Le boulevard est une culture dont on peut apprendre beaucoup. Il y a une technique et des auteurs merveilleux. En Angleterre, ils sont capables de prendre une tragédie d'Eschyle et d'en faire une pièce. Il n'y a pas cette séparation entre le pur et l'impur, qui est fausse : une pièce est bonne ou pas. Un des plus grands chefs d'orchestre du monde, pour moi, c'était Bernstein, qui a dirigé les symphonies de Beethoven comme personne et écrit West Side Story. C'est une culture qui manque, aujourd'hui.
Quel regard portez-vous sur le théâtre public français ?
Il y a des gens avec des capacités énormes, mais le niveau est médiocre. D'abord parce que les Français sont très germanophiles, ils pensent que tout ce qui vient d'Allemagne c'est bien, et ils copient beaucoup.
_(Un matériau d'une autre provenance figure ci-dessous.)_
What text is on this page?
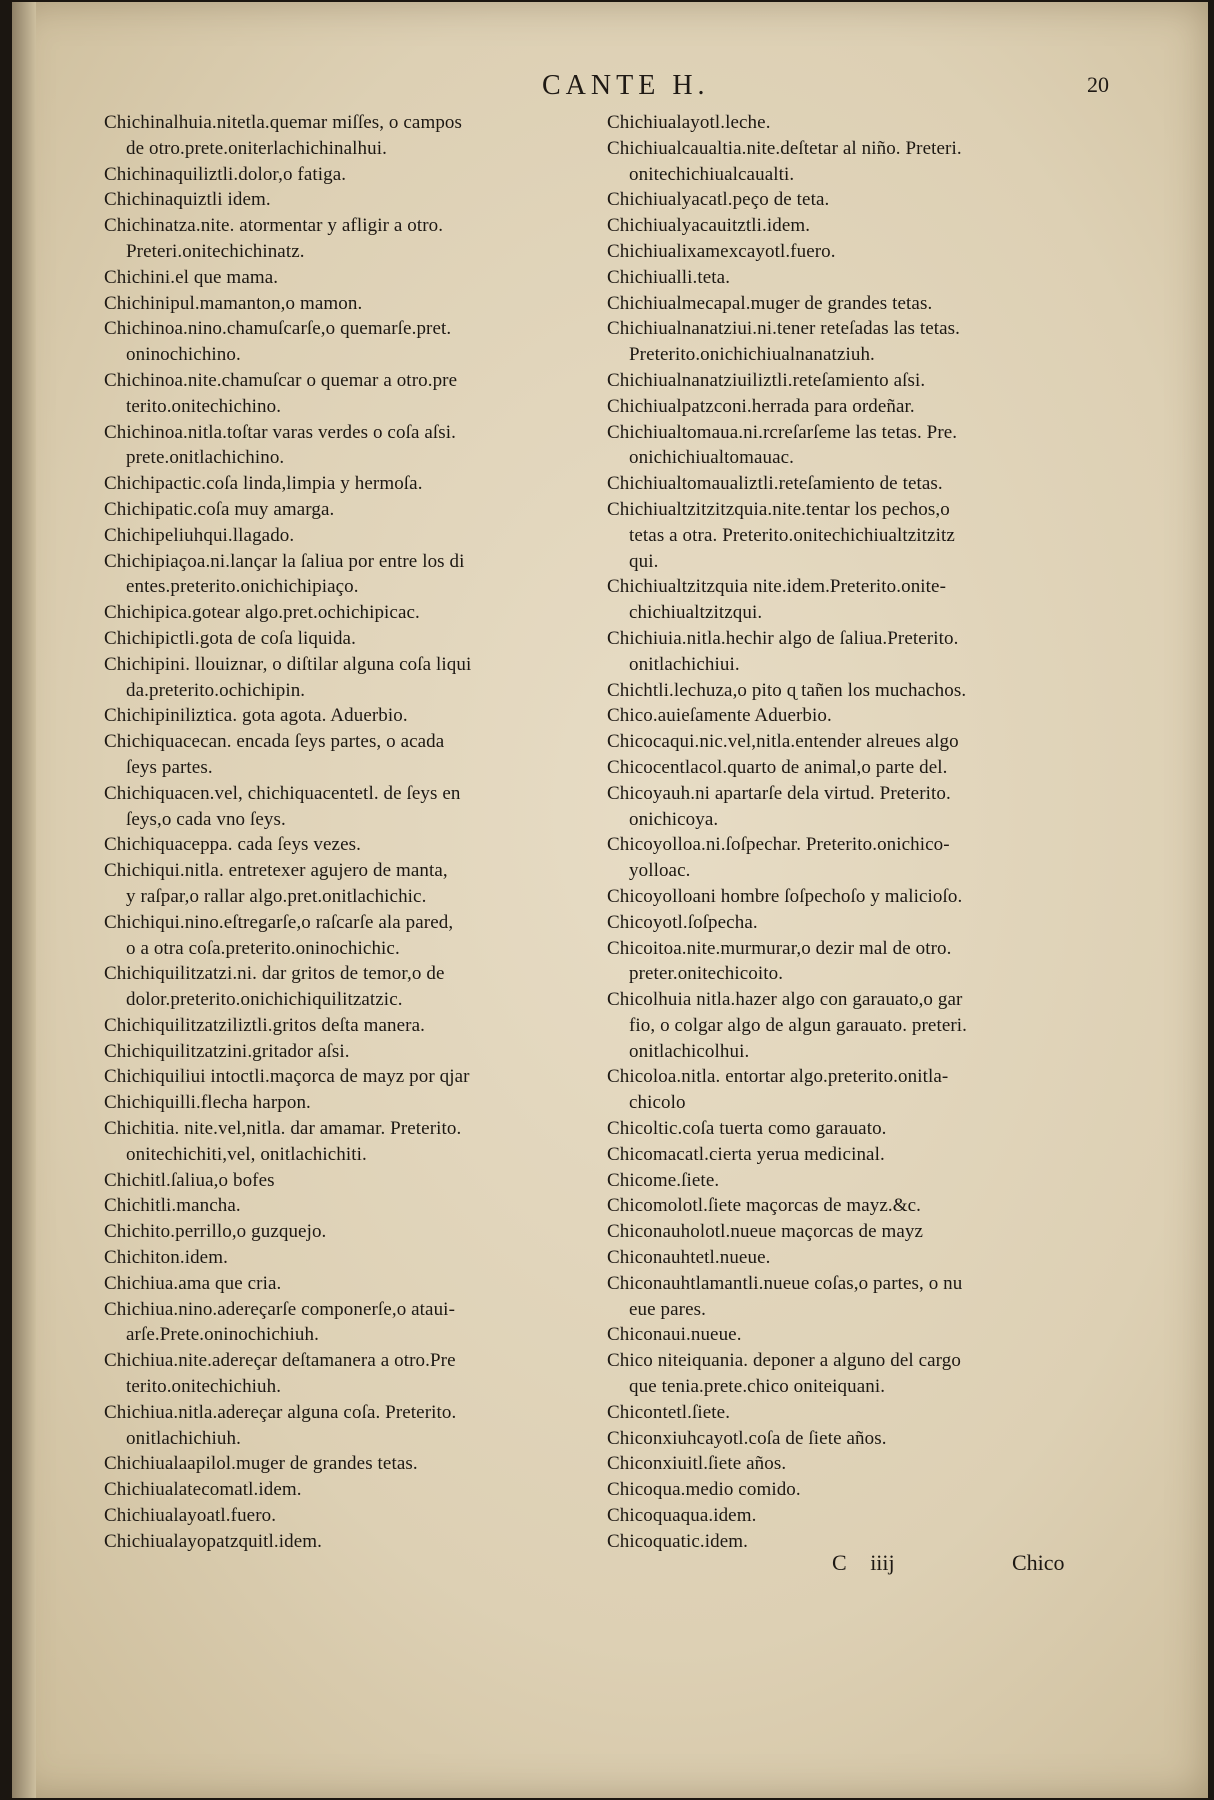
CANTE H.	20
Chichinalhuia.nitetla.quemar miſſes, o campos
de otro.prete.oniterlachichinalhui.
Chichinaquiliztli.dolor,o fatiga.
Chichinaquiztli idem.
Chichinatza.nite. atormentar y afligir a otro.
Preteri.onitechichinatz.
Chichini.el que mama.
Chichinipul.mamanton,o mamon.
Chichinoa.nino.chamuſcarſe,o quemarſe.pret.
oninochichino.
Chichinoa.nite.chamuſcar o quemar a otro.pre
terito.onitechichino.
Chichinoa.nitla.toſtar varas verdes o coſa aſsi.
prete.onitlachichino.
Chichipactic.coſa linda,limpia y hermoſa.
Chichipatic.coſa muy amarga.
Chichipeliuhqui.llagado.
Chichipiaçoa.ni.lançar la ſaliua por entre los di
entes.preterito.onichichipiaço.
Chichipica.gotear algo.pret.ochichipicac.
Chichipictli.gota de coſa liquida.
Chichipini. llouiznar, o diſtilar alguna coſa liqui
da.preterito.ochichipin.
Chichipiniliztica. gota agota. Aduerbio.
Chichiquacecan. encada ſeys partes, o acada
ſeys partes.
Chichiquacen.vel, chichiquacentetl. de ſeys en
ſeys,o cada vno ſeys.
Chichiquaceppa. cada ſeys vezes.
Chichiqui.nitla. entretexer agujero de manta,
y raſpar,o rallar algo.pret.onitlachichic.
Chichiqui.nino.eſtregarſe,o raſcarſe ala pared,
o a otra coſa.preterito.oninochichic.
Chichiquilitzatzi.ni. dar gritos de temor,o de
dolor.preterito.onichichiquilitzatzic.
Chichiquilitzatziliztli.gritos deſta manera.
Chichiquilitzatzini.gritador aſsi.
Chichiquiliui intoctli.maçorca de mayz por ɋjar
Chichiquilli.flecha harpon.
Chichitia. nite.vel,nitla. dar amamar. Preterito.
onitechichiti,vel, onitlachichiti.
Chichitl.ſaliua,o bofes
Chichitli.mancha.
Chichito.perrillo,o guzquejo.
Chichiton.idem.
Chichiua.ama que cria.
Chichiua.nino.adereçarſe componerſe,o ataui-
arſe.Prete.oninochichiuh.
Chichiua.nite.adereçar deſtamanera a otro.Pre
terito.onitechichiuh.
Chichiua.nitla.adereçar alguna coſa. Preterito.
onitlachichiuh.
Chichiualaapilol.muger de grandes tetas.
Chichiualatecomatl.idem.
Chichiualayoatl.fuero.
Chichiualayopatzquitl.idem.
Chichiualayotl.leche.
Chichiualcaualtia.nite.deſtetar al niño. Preteri.
onitechichiualcaualti.
Chichiualyacatl.peço de teta.
Chichiualyacauitztli.idem.
Chichiualixamexcayotl.fuero.
Chichiualli.teta.
Chichiualmecapal.muger de grandes tetas.
Chichiualnanatziui.ni.tener reteſadas las tetas.
Preterito.onichichiualnanatziuh.
Chichiualnanatziuiliztli.reteſamiento aſsi.
Chichiualpatzconi.herrada para ordeñar.
Chichiualtomaua.ni.rcreſarſeme las tetas. Pre.
onichichiualtomauac.
Chichiualtomaualiztli.reteſamiento de tetas.
Chichiualtzitzitzquia.nite.tentar los pechos,o
tetas a otra. Preterito.onitechichiualtzitzitz
qui.
Chichiualtzitzquia nite.idem.Preterito.onite-
chichiualtzitzqui.
Chichiuia.nitla.hechir algo de ſaliua.Preterito.
onitlachichiui.
Chichtli.lechuza,o pito ɋ tañen los muchachos.
Chico.auieſamente Aduerbio.
Chicocaqui.nic.vel,nitla.entender alreues algo
Chicocentlacol.quarto de animal,o parte del.
Chicoyauh.ni apartarſe dela virtud. Preterito.
onichicoya.
Chicoyolloa.ni.ſoſpechar. Preterito.onichico-
yolloac.
Chicoyolloani hombre ſoſpechoſo y malicioſo.
Chicoyotl.ſoſpecha.
Chicoitoa.nite.murmurar,o dezir mal de otro.
preter.onitechicoito.
Chicolhuia nitla.hazer algo con garauato,o gar
fio, o colgar algo de algun garauato. preteri.
onitlachicolhui.
Chicoloa.nitla. entortar algo.preterito.onitla-
chicolo
Chicoltic.coſa tuerta como garauato.
Chicomacatl.cierta yerua medicinal.
Chicome.ſiete.
Chicomolotl.ſiete maçorcas de mayz.&c.
Chiconauholotl.nueue maçorcas de mayz
Chiconauhtetl.nueue.
Chiconauhtlamantli.nueue coſas,o partes, o nu
eue pares.
Chiconaui.nueue.
Chico niteiquania. deponer a alguno del cargo
que tenia.prete.chico oniteiquani.
Chicontetl.ſiete.
Chiconxiuhcayotl.coſa de ſiete años.
Chiconxiuitl.ſiete años.
Chicoqua.medio comido.
Chicoquaqua.idem.
Chicoquatic.idem.
C iiij	Chico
Il leur manque d'avoir leur propre orgueil. Il est vrai que, en France, il est plus difficile de faire du théâtre qu'en Allemagne, parce que l'être français est plus extraverti que l'être allemand. Dans les pays d'introversion, le théâtre est un endroit où on se libère. Dans les pays d'extraversion, comme la France et l'Italie, il faut faire plus d'efforts pour trouver un langage.
Après Marivaux, qu'envisagez-vous de créer à Paris ?
Je voudrais faire George Dandin, de Molière. Un Dandin moderne, qui se passerait dans une famille où l'on persécute un beau-fils juif. C'est une idée que j'ai depuis longtemps. Mais les directeurs de théâtre me disent : Dandin, cela ne nous intéresse pas, c'est du vieux théâtre. Il y a même certains directeurs importants qui ont répondu à ma demande en disant : on voudrait que vous fassiez quelque chose de contemporain. C'est-à-dire qu'on me dicte ce que je dois faire, au lieu de me demander ce que je voudrais faire.
Cela devient de plus en plus difficile de faire du théâtre à Paris. Les programmations sont bouclées deux ans à l'avance, et beaucoup de directeurs de théâtre sont des metteurs en scène qui décident eux-mêmes de ce qu'ils veulent. A Berlin, quand j'appelle et dis : je voudrais faire telle mise en scène, à telle époque, tout roule. Ce n'est pas seulement une question d'argent. Cela tient au fait que les hommes de théâtre, à Berlin, sont intéressés par le fait de voir d'autres hommes de théâtre. A Paris, tout est de plus en plus fermé. Je le respecte, parce que c'est comme ça, mais je le regrette.